A hedge fund called Oasis Management now owns 7.9% of Vail Resorts. That is up from 5.2% just a few months ago, disclosed in a Schedule 13G/A amendment filed in mid-May. Someone somewhere has turned this into a "smart money is buying, should you too" headline.
The odd thing is not the buying. The odd thing is that Vail Resorts, as of late April, had a short interest of 21.7% of its float. Nearly one in four shares is bet against. That is not just bearish sentiment - that is one of the most heavily shorted publicly traded companies in the United States.
Oasis isn't buying a turnaround. Oasis is buying the other side of a crowded bet.
The basic point is that you don't need a thesis about snowfall patterns or the future of recreational skiing to understand what's happening here. You just need to look at the two sides of the order book. When 22% of a stock is short, the natural counterparty - assuming you're a fund that can stomach volatility - is to accumulate quietly and wait for shorts to cover. You don't need the company to be great. You just need the shorts to be wrong, or at least wrong about timing.
That is basically what this position looks like. A Hong Kong-based fund with a 23-year track record on a bottom-up strategy has built Vail into its largest single holding - roughly 6.4% of its $1.53 billion portfolio as of the March quarter - while the rest of the market has been piling into short positions.
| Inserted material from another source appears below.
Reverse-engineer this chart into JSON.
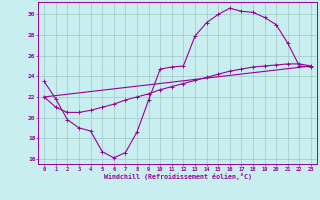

But the reason the shorts are there is not nothing. Vail's Q2 fiscal 2026 results, reported in early March, missed on both revenue and earnings per share. The company came in at $5.87 per share against a consensus of $6.25, and revenue also fell short. The stock has fallen roughly 28% from its 52-week high of $175. More importantly, the engine of the business is showing stress. Season passes - the Epic Pass product family - now account for about 61% of lift-ticket revenue. For two consecutive years, pass unit sales have declined heading into the season. The advance-sales machine that turned Vail from a weather-dependent ski operator into a subscription-like cash-flow business is sputtering.
This is not a company missing a quarter on a one-off. This is a company whose core pricing and distribution model is hitting a wall. People are paying more per pass but buying fewer of them. That can work for a season if you offset it with higher walk-up gate revenue, which Vail did last year - lift ticket revenue rose 3.4% despite a 3.1% decline in skier visits - but the trend line is the question mark.
So here is the tiny dialogue between the two sides:
Short seller: Pass sales are declining, earnings missed, and the business is structurally overleveraged to a discretionary consumer that's getting more price-sensitive. The stock deserves to be here.
Oasis: Maybe. But 22% short interest means anyone who is long this stock is also long the shorts having a bad day. The setup is not the fundamentals. The setup is the positioning.
Both are right. That is what makes it interesting and what makes it hard to call.
A few structural details worth knowing before treating this as a "follow the pros" signal:

13G filings are passive. Oasis filed a 13G, not a 13D. That means they are not seeking influence or a board seat. They are a passive holder. Their conviction is in the shares, not in the strategy deck. If they wanted to change management, they would have filed the active form. The economic commitment is real. The operational commitment is not.
The timeline is stale by default. 13F and 13G filings lag by up to 45 days. Oasis could have added those shares months ago. The "momentum" of the buy is less of a real-time signal and more of a backlit photograph.
Vail's capital structure is manageable but not trivial. The company generated $576 million in operating cash flow over its first six months of fiscal 2026, spent $147 million on capital projects, and paid $159 million in dividends. Free cash flow is thin but positive. The company has guided full-year fiscal 2026 net income to $201 million–$276 million, which is meaningfully lower than the $280 million it earned in all of fiscal 2025. The earnings trajectory is flat to declining, not expanding.
The compressed judgment: Vail Resorts at $127 is not cheap because it's mispriced. It's cheap because the pass business is cracking and the earnings base is shrinking. Oasis's 7.9% stake is not a vote of confidence in the fundamentals. It's a bet that the 22% short interest creates a reflexive opportunity - that when pass sales stabilize even slightly, or when the next season's pre-sale numbers come in flat rather than worse, the covering cascade will move the stock more than the business fundamentals justify.
That is a trade. It's a perfectly rational trade, and in market-structure terms it's the most honest way to describe what's happening. But it is not the same thing as saying Vail is a buy because a smart fund bought shares. The fund bought the positioning. Whether the positioning pays off depends on whether the business deteriorates enough to force the shorts to stay - or stabilizes enough to force them to leave.
If you're thinking about MTN right now, the question isn't what Oasis is doing. The question is whether you agree that the shorts are overconfident. Because if the pass business declines a third year, Oasis's 7.9% position stops looking like conviction and starts looking like a very expensive lesson.